I never want to present our situation as any more or less than it is. There are those whose journeys have been much more tragic and heartbreaking than our own. There are those whose children seem to come out of horrible situations relatively unscathed given what they’ve lived. I don’t share everything. Not even close because I want to make sure that I protect my precious girl as much as possible. I want to fight for adoptions and family preservation and orphan care, and I want to share our daughter’s story. But I want to be sure I do it without setting my child up as the poster child for any of it. It’s a fine line to walk, and one I’m still learning.
I, also, never want to present myself as some sort of perfect savior. I’m far from it. I often say that I’m an ordinary person called to do extra-ordinary things by an extraordinary God. What I do want is for people to be aware. To be aware that it’s not perfect or easy, but our kids are so worthy. Not everyone is called to adopt, but we are all called to do something. Maybe, you can support adoptive parents through financial gifts, meals when they’re first home, a listening ear when they’re struggling. Maybe you can foster. Maybe you can provide respite. Maybe you can give to organizations that help these children. Maybe you can adopt.

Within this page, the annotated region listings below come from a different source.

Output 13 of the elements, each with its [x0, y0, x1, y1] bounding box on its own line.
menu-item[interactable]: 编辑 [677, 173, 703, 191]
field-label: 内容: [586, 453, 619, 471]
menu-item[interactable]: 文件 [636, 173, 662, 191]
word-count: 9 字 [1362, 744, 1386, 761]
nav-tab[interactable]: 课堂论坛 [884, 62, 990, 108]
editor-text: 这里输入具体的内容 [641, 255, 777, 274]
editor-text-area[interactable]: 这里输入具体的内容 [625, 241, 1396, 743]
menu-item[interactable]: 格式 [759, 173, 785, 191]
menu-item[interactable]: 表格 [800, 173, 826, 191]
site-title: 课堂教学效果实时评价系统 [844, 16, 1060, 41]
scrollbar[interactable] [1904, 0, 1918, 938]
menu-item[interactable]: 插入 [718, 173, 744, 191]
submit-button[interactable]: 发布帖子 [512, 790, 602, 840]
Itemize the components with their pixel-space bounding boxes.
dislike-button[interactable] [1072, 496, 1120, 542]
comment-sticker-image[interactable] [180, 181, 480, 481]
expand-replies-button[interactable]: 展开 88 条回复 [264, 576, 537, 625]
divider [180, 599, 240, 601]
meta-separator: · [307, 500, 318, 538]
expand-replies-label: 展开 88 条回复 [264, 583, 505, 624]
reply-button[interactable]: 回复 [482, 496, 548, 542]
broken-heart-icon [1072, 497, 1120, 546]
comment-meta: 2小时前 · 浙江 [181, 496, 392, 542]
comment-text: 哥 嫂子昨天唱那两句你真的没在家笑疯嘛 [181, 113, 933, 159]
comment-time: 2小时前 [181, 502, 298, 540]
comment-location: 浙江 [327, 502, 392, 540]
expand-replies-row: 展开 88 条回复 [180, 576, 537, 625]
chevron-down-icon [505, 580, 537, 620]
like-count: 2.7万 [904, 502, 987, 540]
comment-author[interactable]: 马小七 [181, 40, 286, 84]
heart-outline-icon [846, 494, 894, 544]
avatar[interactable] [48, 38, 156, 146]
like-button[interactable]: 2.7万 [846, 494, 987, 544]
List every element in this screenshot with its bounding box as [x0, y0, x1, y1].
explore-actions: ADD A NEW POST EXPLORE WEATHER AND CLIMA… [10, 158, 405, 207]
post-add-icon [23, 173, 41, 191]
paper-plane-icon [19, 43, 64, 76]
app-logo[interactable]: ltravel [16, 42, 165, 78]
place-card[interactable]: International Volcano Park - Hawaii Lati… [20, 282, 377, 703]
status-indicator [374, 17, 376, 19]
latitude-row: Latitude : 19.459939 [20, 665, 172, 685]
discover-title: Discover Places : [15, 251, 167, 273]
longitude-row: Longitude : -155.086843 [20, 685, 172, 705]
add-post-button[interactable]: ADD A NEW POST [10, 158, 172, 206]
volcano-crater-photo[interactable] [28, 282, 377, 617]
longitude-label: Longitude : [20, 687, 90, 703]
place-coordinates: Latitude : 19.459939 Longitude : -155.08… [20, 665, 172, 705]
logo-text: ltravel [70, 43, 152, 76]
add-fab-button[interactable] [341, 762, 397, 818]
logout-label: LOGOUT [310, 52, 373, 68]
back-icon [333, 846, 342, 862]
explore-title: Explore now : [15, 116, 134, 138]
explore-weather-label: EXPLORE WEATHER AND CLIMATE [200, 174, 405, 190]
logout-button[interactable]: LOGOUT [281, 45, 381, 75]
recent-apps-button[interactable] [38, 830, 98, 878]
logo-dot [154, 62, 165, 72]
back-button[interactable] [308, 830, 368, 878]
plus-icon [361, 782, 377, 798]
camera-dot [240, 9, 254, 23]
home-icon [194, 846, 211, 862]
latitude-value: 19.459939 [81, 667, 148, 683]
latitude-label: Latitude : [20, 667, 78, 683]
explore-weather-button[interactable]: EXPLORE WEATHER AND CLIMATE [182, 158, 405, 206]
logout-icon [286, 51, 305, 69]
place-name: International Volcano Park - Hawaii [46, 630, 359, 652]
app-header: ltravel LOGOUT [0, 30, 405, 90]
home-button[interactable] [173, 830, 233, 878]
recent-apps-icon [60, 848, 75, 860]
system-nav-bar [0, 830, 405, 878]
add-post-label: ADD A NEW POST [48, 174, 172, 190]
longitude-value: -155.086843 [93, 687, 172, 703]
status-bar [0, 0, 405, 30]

I’m going to wrap up this, unintentionally, long post by giving you three places, that I trust and believe in deeply, to which you can give financially if you feel so inclined. Next Tuesday is giving Tuesday, and I’m going to ask that you find some way to give back. It doesn’t have to be here. It doesn’t have to be with money. Just find some way to help these children around the world.
All God’s Children International – our adoption agency that also works to prevent families from being torn apart, provides for orphans, prepares those aging out for life outside the institution, places children in homes, and works to change policy in countries throughout the world.
Lost Sparrows – works to stop the flow of children into institutions. To help families care for their children as well as training caregivers to properly care for the kiddos that do come into care.
Trulight 127 Ministries – Trulight is a local ministry that works with foster children in our area. In addition to giving financially, which I know is always welcome, if you live in the Central Texas area there are always opportunities to serve and give in other ways as well.